Er nickte, nicht der Hauch von einem schlechten Gewissen war zu sehen. Dafür müsste man aber auch ein Herz haben und das schien Sebastian nicht zu besitzen.
„Und wie stellst du es dir vor? Die Waffen der Menschen haben keine Chance gegen unsere Kräfte!"
Blaffte ich und versuchte krampfhaft, mir einen Notfallplan auszudenken, um hier so schnell wie möglich raus zu kommen.
Sebastian trat ganz nahe an die Gitter heran, sodass ich ihm seine Augen hätte auskratzen können.
Doch dafür war ich zu kaputt.
„Wo sind denn deine Kräfte, Sheya? Wo sind sie?"
Er lachte höhnisch und schüttelte den Kopf.

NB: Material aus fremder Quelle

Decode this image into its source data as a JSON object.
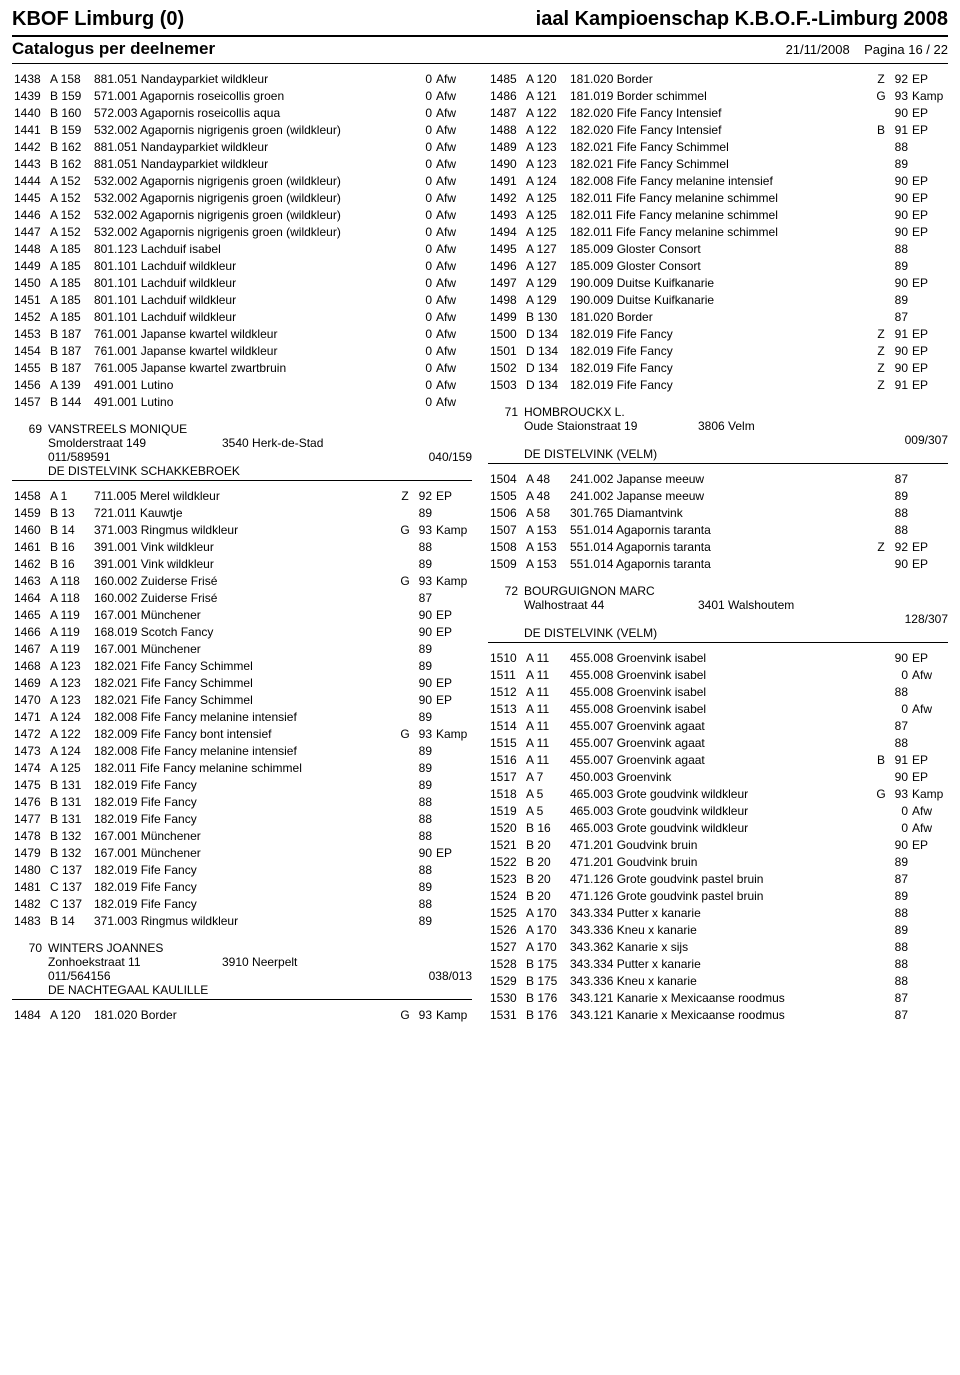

„Aber du hast recht, Menschenwaffen können uns nichts antun. Deswegen habe ich ihnen gezeigt, was es kann. Und ratet mal, den Quarz von dem du gedacht hast, das letzte Stück zerstört zu haben...die Menschen haben noch Tonnen davon."
Er klatschte in die Hände.
„Sie tragen sie als Ohrringe und Schmuck, kaum zu glauben, oder?"
Er gluckste und ich starrte ihn fassungslos an.
„Bist du völlig von der Rolle oder einfach nur unfassbar dumm?"
Keifte ich ihn an und drückte meinen Körper gegen die Stäbe.
„Ich bin genial. Ein König zweier Welten, schon sehr bald."
Jetzt musste ich lachen.
Es war ein verzweifeltes und fassungsloses Lachen, doch er war so überzeugt.
Er dachte wirklich dass dieser hirnlose Plan funktionieren würde.
„Hör auf!"
Knurrte er und schlug mit der Faust an den Käfig, sodass ich die Erschütterung in Bein und Mark spüren konnte.
Ich schnappte vor Lachen nach Luft und schüttelte den Kopf.
„Du dummer, dummer, Junge."
Ich sah ihn spöttisch an.
„Du gibst den Menschen die einzige Waffe, die uns vernichten kann und denkst, dass sie die nicht auch gegen dich verwenden?"
Herablassend formte ich die Lippen zu einem Lächeln.
„Du bist genauso geliefert wie wir."
Flüsterte ich und lehnte mich zurück. Sebastian stand nur still da und schien nachzudenken.
Er war ein hervorragender Krieger. Doch er war besser darin Befehle auszuführen, als selbst Pläne zu schmieden.
„Lach nur, Sheya. Das wird dir bald vergehen."
Er nickte nur und wandte sich einem aufgeklappten Holztisch zu, auf dem allerlei Zeug lag, von dem ich wenig erkennen konnte.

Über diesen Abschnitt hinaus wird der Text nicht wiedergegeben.